Basically, the Russian mob decides it wants to expand its business and Gotham seems as good a place as any. Batman gets wind of it - because there's nothing that slips by a badass of his caliber - and promptly boots them back out. Once he warns them off, something disturbing is brought to light; the person behind the whole thing has a nuke and if Gotham won't be the city destroyed by it, he'll just detonate it in another city.

Batman, never being one to leave a job half done, immediately leaves for Moscow to settle this matter. This is the meat of the story. Essentially cut off in a very foreign land, he has to start off from scratch. Unlike Gotham - where his name and reputation sends shivers down the spines of the underworld - the criminal element of Russia are not afraid of him. Oh sure, they've heard of him - something very likely, despite the Bat offices insistence in the 90's that word of Batman wouldn't get around as anything but an urban legend - but as far as fear they just see him as a kook in a costume. So if Batman wants to get at the head honcho of the whole thing, he needs to make them afraid, one goon at a time, while avoiding the big nasty beastie looking to protect its master.

Now, I've mentioned in the past that I like it when Batman has an adventure or two in other countries - it's good to get an adventure outside of Gotham once in a while - so right away you can probably guess that the choice of setting won points with me. It's more than just that, though. Milligan writes a very solid adventure in general with a fitting ending. He clearly knows what he's doing; and while we're always keeping an eye out for the next classic, it's never a bad thing to have a book that's just good, solid Batman comics. Especially when they get out of Gotham.

There aren't any real problems with the writing. Milligan writes an enjoyable, somewhat standard Batman adventure in a foreign setting. There aren't any greater meanings to be found here. Milligan does show us Batman essentially starting from scratch in his new setting, however, which isn't something we see too often. Here, he's faced with a different type of criminal; and Milligan shows Batman adapting, as he always does.

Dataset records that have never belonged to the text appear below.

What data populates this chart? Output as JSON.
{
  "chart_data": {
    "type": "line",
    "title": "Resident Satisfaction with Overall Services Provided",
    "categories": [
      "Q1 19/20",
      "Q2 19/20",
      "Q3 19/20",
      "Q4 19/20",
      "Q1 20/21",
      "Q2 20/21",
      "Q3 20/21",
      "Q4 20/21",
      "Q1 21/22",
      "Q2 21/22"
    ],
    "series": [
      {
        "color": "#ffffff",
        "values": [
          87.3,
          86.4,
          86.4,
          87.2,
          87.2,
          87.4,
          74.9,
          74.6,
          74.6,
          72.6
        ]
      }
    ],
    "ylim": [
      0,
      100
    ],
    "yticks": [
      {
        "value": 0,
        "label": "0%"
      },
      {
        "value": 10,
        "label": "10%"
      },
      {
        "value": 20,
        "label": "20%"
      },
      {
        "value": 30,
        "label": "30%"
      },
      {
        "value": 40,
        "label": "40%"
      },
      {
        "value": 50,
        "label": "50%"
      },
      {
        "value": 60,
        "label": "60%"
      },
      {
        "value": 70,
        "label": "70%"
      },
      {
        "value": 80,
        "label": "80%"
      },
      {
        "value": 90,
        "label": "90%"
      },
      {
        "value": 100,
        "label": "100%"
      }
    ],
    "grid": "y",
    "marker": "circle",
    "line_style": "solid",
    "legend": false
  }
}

Andy Clarke is the artist and his work even helps elevate the book into something really enjoyable. Sometimes it's hard to describe why an artists work is good when there isn't some truly noticable style or choice. Sometimes an artist simply knows how to tell a story through art to the point where you don't even think much about it. I'd say Andy Clarke is one of those artists.

The Score: 7.5 out of 10

This is just good, solid Batman comics with the twist of a foreign setting. I had fun and felt like Milligan did good work, which makes me hope to see his old Batman work hit trade so I can check that out. Sometimes a guy just wants to see Batman kick ass and do his thing in a different country. This story scratches that itch nicely, so if you're down with that, give it a look. Stuff like this is why it's a shame Batman Confidential is ending.